In When Shadows Darken the Sun stehen sich Cass und Nox aus den beiden verfeindeten Höfen Tag und Nacht gegenüber. In einem Wettkampf, der bereits seit Generationen besteht, sollen sie gegeneinander in einem magischen Turnier antreten.Als sie aufeinandertreffen und plötzlich gezwungen sind, zusammenzuarbeiten, gerät ihre gegenseitige Abneigung jedoch ins Wanken.
Nina Schilling hat mich mit ihrem Schreibstil schnell überzeugt. Man findet sich unglaublich gut in der Welt zurecht, während die Details stimmig gesetzt sind, ohne dass die Geschichte überladen wirkt.Auch die Dynamik zwischen Tag- und Nachthof wird früh deutlich.
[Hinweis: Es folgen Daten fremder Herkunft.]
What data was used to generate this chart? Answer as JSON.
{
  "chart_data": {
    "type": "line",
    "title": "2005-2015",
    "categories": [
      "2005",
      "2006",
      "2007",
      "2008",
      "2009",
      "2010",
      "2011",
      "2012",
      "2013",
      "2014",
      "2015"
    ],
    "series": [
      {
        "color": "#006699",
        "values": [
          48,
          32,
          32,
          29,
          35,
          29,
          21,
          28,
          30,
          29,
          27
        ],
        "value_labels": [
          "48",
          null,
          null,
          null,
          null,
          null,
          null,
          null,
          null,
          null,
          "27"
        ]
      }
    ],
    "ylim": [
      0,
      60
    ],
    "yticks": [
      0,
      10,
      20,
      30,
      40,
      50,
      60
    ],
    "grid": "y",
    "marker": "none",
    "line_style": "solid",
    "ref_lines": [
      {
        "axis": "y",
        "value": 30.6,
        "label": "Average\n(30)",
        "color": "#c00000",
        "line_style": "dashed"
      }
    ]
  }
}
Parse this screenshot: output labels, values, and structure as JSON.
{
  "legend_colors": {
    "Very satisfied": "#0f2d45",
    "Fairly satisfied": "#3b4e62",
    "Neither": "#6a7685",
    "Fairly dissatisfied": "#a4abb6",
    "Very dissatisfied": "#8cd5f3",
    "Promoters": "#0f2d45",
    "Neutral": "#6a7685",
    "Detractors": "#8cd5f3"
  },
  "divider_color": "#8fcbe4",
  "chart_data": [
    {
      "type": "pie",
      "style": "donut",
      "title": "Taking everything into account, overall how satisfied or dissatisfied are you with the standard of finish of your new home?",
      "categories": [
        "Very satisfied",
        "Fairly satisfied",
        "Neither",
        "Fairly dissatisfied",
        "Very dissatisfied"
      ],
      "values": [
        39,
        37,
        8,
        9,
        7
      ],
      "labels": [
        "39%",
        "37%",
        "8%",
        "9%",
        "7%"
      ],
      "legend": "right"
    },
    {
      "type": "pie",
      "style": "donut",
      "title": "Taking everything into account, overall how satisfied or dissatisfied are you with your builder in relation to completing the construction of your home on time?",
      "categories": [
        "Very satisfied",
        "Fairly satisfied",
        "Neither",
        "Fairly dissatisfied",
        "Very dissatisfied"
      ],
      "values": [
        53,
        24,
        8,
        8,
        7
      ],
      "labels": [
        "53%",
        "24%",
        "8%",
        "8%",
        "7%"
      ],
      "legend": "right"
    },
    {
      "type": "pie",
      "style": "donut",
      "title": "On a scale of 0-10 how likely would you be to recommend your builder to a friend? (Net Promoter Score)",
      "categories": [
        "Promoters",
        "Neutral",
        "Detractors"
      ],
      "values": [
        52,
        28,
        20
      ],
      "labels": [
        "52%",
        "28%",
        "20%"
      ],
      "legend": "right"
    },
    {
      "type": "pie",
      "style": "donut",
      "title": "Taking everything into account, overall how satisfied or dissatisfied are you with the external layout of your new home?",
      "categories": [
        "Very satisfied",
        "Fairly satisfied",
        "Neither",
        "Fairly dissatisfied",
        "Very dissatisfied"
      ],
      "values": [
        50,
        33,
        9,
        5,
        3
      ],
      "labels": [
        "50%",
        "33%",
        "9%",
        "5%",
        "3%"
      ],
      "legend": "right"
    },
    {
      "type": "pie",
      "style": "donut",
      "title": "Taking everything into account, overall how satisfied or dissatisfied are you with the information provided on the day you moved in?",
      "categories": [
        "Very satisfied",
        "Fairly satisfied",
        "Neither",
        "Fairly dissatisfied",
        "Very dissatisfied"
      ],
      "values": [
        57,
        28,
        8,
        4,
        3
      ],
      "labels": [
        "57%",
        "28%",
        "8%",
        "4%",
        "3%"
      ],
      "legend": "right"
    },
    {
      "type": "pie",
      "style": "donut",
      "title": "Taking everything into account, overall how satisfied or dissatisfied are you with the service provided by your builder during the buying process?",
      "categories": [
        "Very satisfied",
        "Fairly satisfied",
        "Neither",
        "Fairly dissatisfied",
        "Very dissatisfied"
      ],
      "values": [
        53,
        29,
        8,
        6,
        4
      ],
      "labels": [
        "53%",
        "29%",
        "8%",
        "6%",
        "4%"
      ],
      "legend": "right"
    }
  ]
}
Gerade diese Ausgangssituation sorgt direkt für Spannung, weil man von Anfang an weiß, dass hier mehr auf dem Spiel steht als nur ein Wettbewerb.
Besonders gut gefallen hat mir die Dynamik zwischen Cass und Nox. Zwischen den beiden knistert es wirklich von Anfang an und ihre Entwicklung fühlt sich authentisch an, weil sie nicht überstürzt ist. Gleichzeitig fand ich es spannend, dass beide nicht nur für sich selbst kämpfen, sondern auch eine Verantwortung für ihr jeweiliges Volk tragen. Dadurch entsteht ein innerer Konflikt, der sich durch die gesamte Geschichte zieht.
Auch die Nebencharaktere und die Gruppendynamik haben mir richtig gut gefallen. Die Freundschaften wirken echt und geben der Geschichte zusätzliche Tiefe. Es ist schön zu sehen, dass nicht alles nur um die Hauptcharaktere kreist, sondern auch das Umfeld eine wichtige Rolle spielt und für viele emotionale Momente sorgt.Besonders die ruhigeren Szenen bleiben im Kopf, da sie der Geschichte Raum geben und die Emotionen gut transportieren.
Insgesamt hat mir das Buch wirklich sehr gut gefallen. Es verbindet bekannte Tropes mit einer spannenden Handlung und schafft es dabei, durchgehend zu unterhalten. Ich bin jetzt schon gespannt, wie es im nächsten Band weitergeht, weil das Ende definitiv Lust auf mehr macht.